Сходные мифологизации лежат в основе представлений о возможности метаморфоз (в рамках зооморфизма) - оборотничестве как смене оболочки души (отсюда тождество понятий превращения и переодевания: слова оборотиться, обернуться (об-воротиться, об-вернуться) означают, собственно, «окутаться», «покрыть себя платьем», а превратиться – «переодеться, изменить свою одежду (= свой внешний вид), надеть ее навыворот»; откуда в позднейшем переносном смысле малорос. перевертень, серб. превртљнь, превршага – «человек изменчивый, непостоянный». Этимология слов облик, обличье – буквально «то, что вокруг лица» - также репрезентирует возможность изменения «внешней оболочки», ср. сменить обличье при парадоксальности сменить лицо, поскольку лицо мыслится как сущностная, идентифицирующая характеристика человека (ср. личность, различие), отсюда метафорическое употребление лицо – «человек».

То же можно сказать и о генетивных метафорах: у него взгляд волка, хитрость лисы и т.п.; и об устойчивых образных сравнениях и фразеологизмах, характеризующих человека: волчий взгляд (у кого-л.), каркать как ворон/ворона – «предвещать неприятности» и т.п.; метафорических употреблениях названий животных по отношению к людям, устойчивых образных сравнениях человека с животным и свойственных русскому разговорному стилю и устному народному творчеству многочисленных обращениях-зоонимах (голуба, голубушка, голубчик, голубь; заинька, зайка, зайчик; киса, котик; ласточка, птичка, рыбка, рыбонька, сокол и т.п.); а также вторичных номинациях, выступающие в качестве эмотивов.

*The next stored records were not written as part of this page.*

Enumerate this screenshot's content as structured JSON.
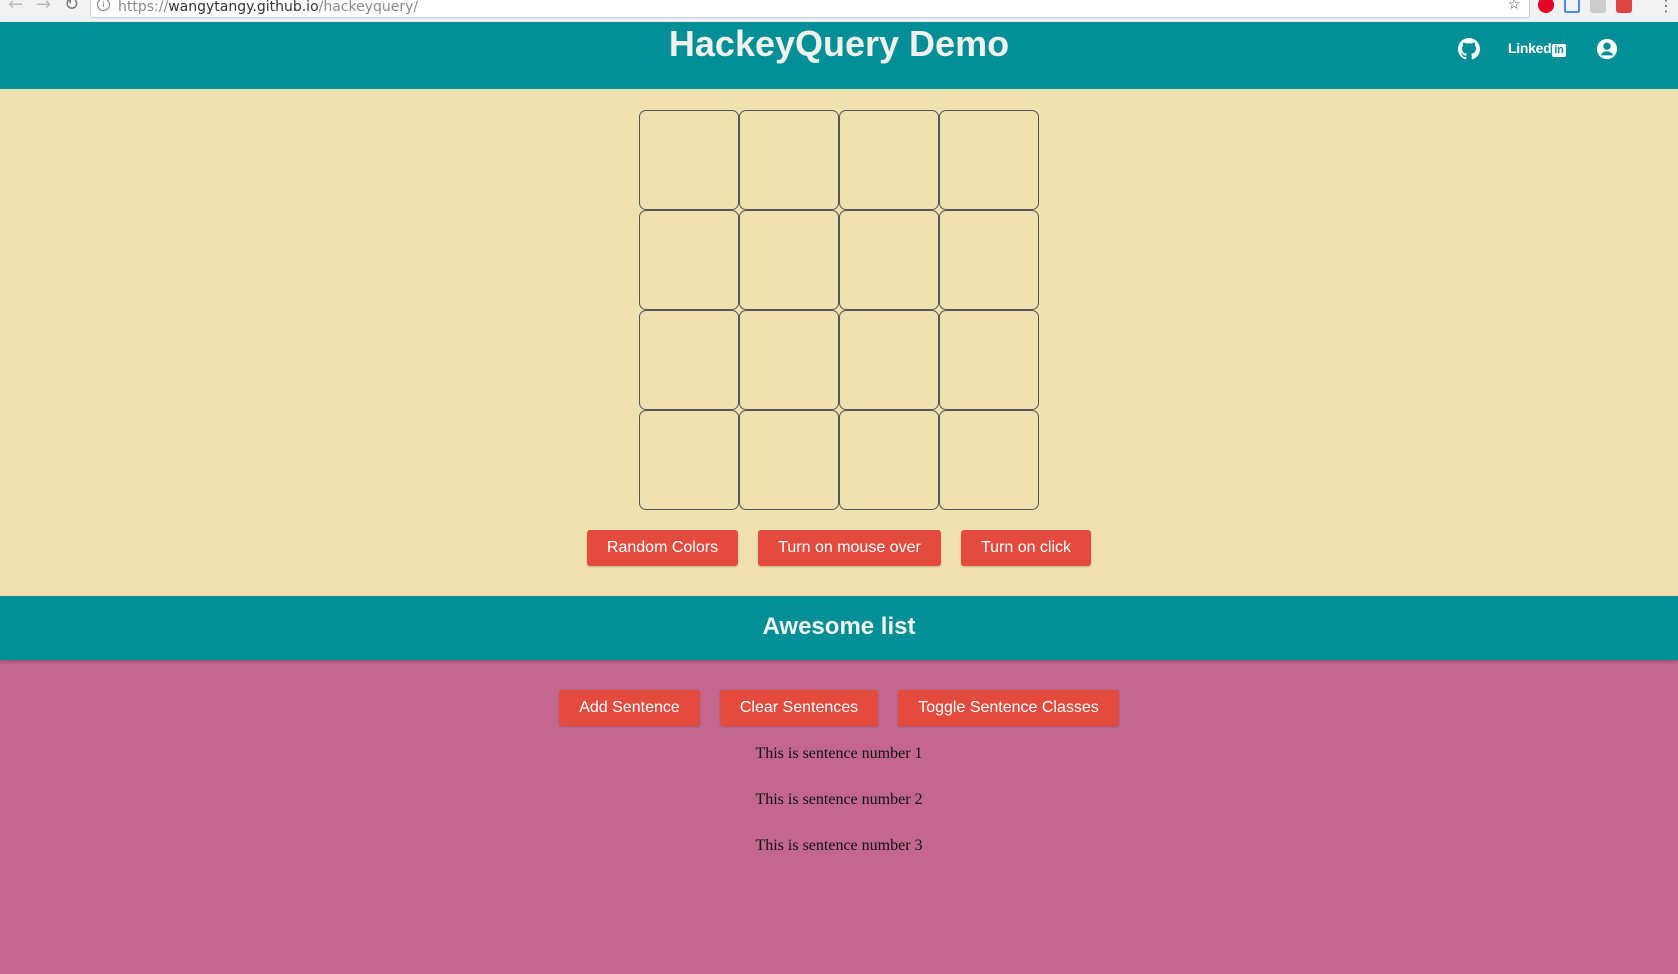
{
  "browser": {
    "url_prefix": "https://",
    "url_host": "wangytangy.github.io",
    "url_path": "/hackeyquery/"
  },
  "header": {
    "title": "HackeyQuery Demo",
    "linkedin_label": "Linked",
    "linkedin_badge": "in",
    "icons": [
      "github-icon",
      "linkedin-icon",
      "user-icon"
    ]
  },
  "grid": {
    "rows": 4,
    "columns": 4
  },
  "grid_buttons": {
    "random_colors": "Random Colors",
    "mouse_over": "Turn on mouse over",
    "click": "Turn on click"
  },
  "list_section": {
    "title": "Awesome list",
    "buttons": {
      "add": "Add Sentence",
      "clear": "Clear Sentences",
      "toggle": "Toggle Sentence Classes"
    },
    "sentences": [
      "This is sentence number 1",
      "This is sentence number 2",
      "This is sentence number 3"
    ]
  },
  "colors": {
    "header": "#008f96",
    "grid_background": "#f0e2b0",
    "list_background": "#c3678f",
    "button": "#e34b3f"
  }
}
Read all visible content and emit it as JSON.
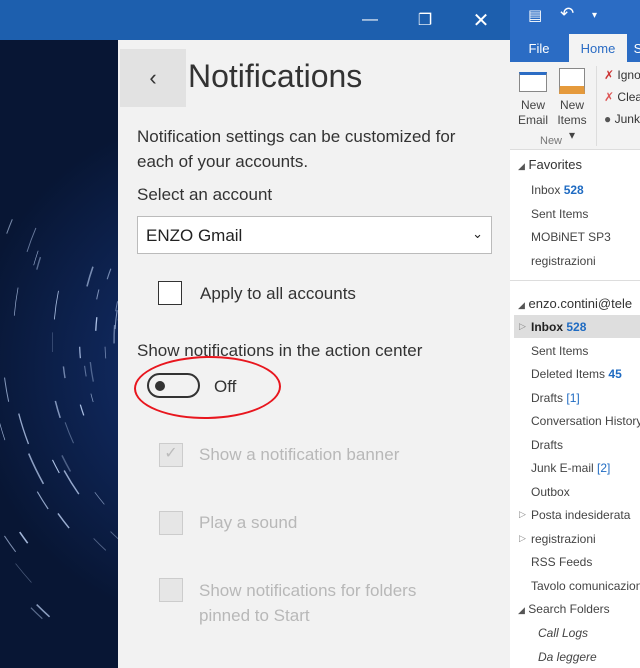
{
  "window": {
    "controls": [
      "minimize",
      "maximize",
      "close"
    ]
  },
  "settings": {
    "title": "Notifications",
    "back_icon": "chevron-left-icon",
    "description": "Notification settings can be customized for each of your accounts.",
    "select_label": "Select an account",
    "selected_account": "ENZO Gmail",
    "apply_all": {
      "label": "Apply to all accounts",
      "checked": false
    },
    "show_in_action_center": {
      "label": "Show notifications in the action center",
      "state": "Off",
      "on": false
    },
    "options": [
      {
        "label": "Show a notification banner",
        "checked": true,
        "disabled": true
      },
      {
        "label": "Play a sound",
        "checked": false,
        "disabled": true
      },
      {
        "label": "Show notifications for folders pinned to Start",
        "checked": false,
        "disabled": true
      }
    ],
    "annotation_color": "#e8161e"
  },
  "outlook": {
    "tabs": [
      "File",
      "Home",
      "S"
    ],
    "ribbon": {
      "new_email": "New Email",
      "new_items": "New Items",
      "group": "New",
      "small": [
        "Ignore",
        "Clean Up",
        "Junk"
      ]
    },
    "favorites": {
      "header": "Favorites",
      "items": [
        {
          "name": "Inbox",
          "count": "528"
        },
        {
          "name": "Sent Items"
        },
        {
          "name": "MOBiNET SP3"
        },
        {
          "name": "registrazioni"
        }
      ]
    },
    "account": {
      "header": "enzo.contini@tele",
      "items": [
        {
          "name": "Inbox",
          "count": "528",
          "bold": true,
          "selected": true
        },
        {
          "name": "Sent Items"
        },
        {
          "name": "Deleted Items",
          "count": "45"
        },
        {
          "name": "Drafts",
          "bracket": "[1]"
        },
        {
          "name": "Conversation History"
        },
        {
          "name": "Drafts"
        },
        {
          "name": "Junk E-mail",
          "bracket": "[2]"
        },
        {
          "name": "Outbox"
        },
        {
          "name": "Posta indesiderata"
        },
        {
          "name": "registrazioni"
        },
        {
          "name": "RSS Feeds"
        },
        {
          "name": "Tavolo comunicazioni"
        }
      ]
    },
    "search_folders": {
      "header": "Search Folders",
      "items": [
        "Call Logs",
        "Da leggere"
      ]
    },
    "accent": "#2b6cc4"
  }
}
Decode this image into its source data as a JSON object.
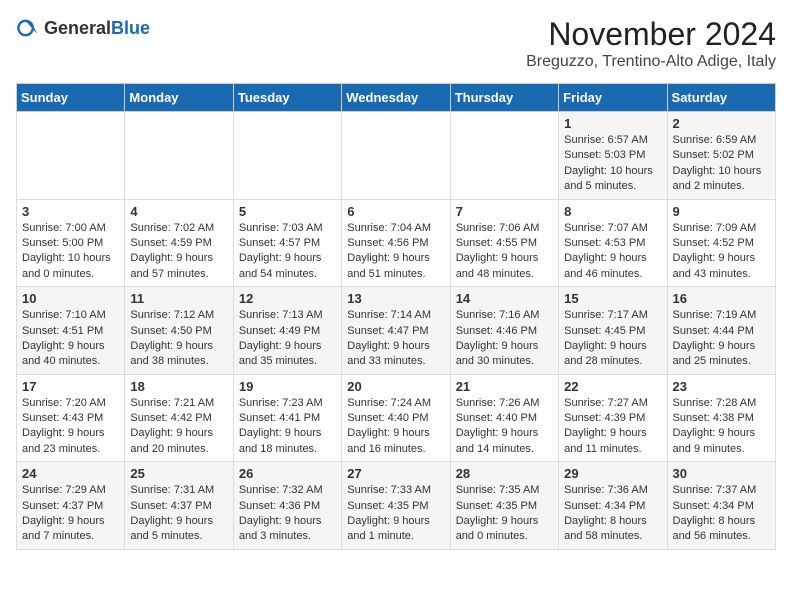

Соответственно душа была осмыслена как «содержимое» тела. Это явилось прологом мифологизации души как самостоятельной сущности, причем способной к акциональным проявлениям (ср.: лит. siela – «душа» и рус. сила того же корня, соврем. душевные силы; слабодушие; слабость – перен. «малодушие»). В этом контексте смерть воспринималась как разлучение души с телом (душа отлетела). Душа, существующая отдельно от тела, в русской МКМ выступает как дух, что получает вербальное выражение: одним из значений полисеманта дух является «бесплотное сверхъестественное существо» (соотношение дух - душа репрезентирует противопоставление свободный (ср.: вольный дух) - несвободный (душа в теле).

Восприятие души как сущности, способной к отдельному, внетелесному – «безóбразному» - существованию, засвидетельствовано многочисленными быличками. В народных поверьях говорится о существовании злого духа, известного под именами гнедке, гнеток, гнетеница (ср.: гнет, угнетать), жма, жмара (родств. жать, сжимать), который по ночам мучает людей, наваливается на спящих, душит. Общим элементом здесь является представление о невидимости, отсутствии образа. Аналогичные проявления характерны для призрака неопределенного образа, проявляющегося как слуховая галлюцинация и известного в народных поверьях под именами ман, мана (ср. лтш. mãnît – «вводить в заблуждение, обманывать»), морока (родств. мрак, ср. морочить – «темнеть», укр. морочити – «одурять, лишать сознания», воронеж. морокун – «колдун»), блазна, блазня (рус. блазнить – «искушать, сердить»; словен. и чеш. blazniti – «приводить в смущение, беспорядок» и «дурачить», ср.: д.-в.-н. blâsan – «дуть»). Эти же признаки приписываются славянскому бесу - в архетипическом значении – «страх» (ср. : лит. baisa – «страх», baisus – «ужасный»; польское диалектное значение «гнев», откуда более позднее - «злой дух» (сохраняется в словенском, чешском, польском языках), который безобрáзен < безóбразен. По-видимому, следствием «визуальной» неразработанности образа является то, что в один синонимический ряд с лексемой черт входят «признаковые» слова окаянный, лукавый, постылый, лихой, худой (= «плохой»), которые репрезентируют отношение к объекту, однако не выявляют его внешних признаков.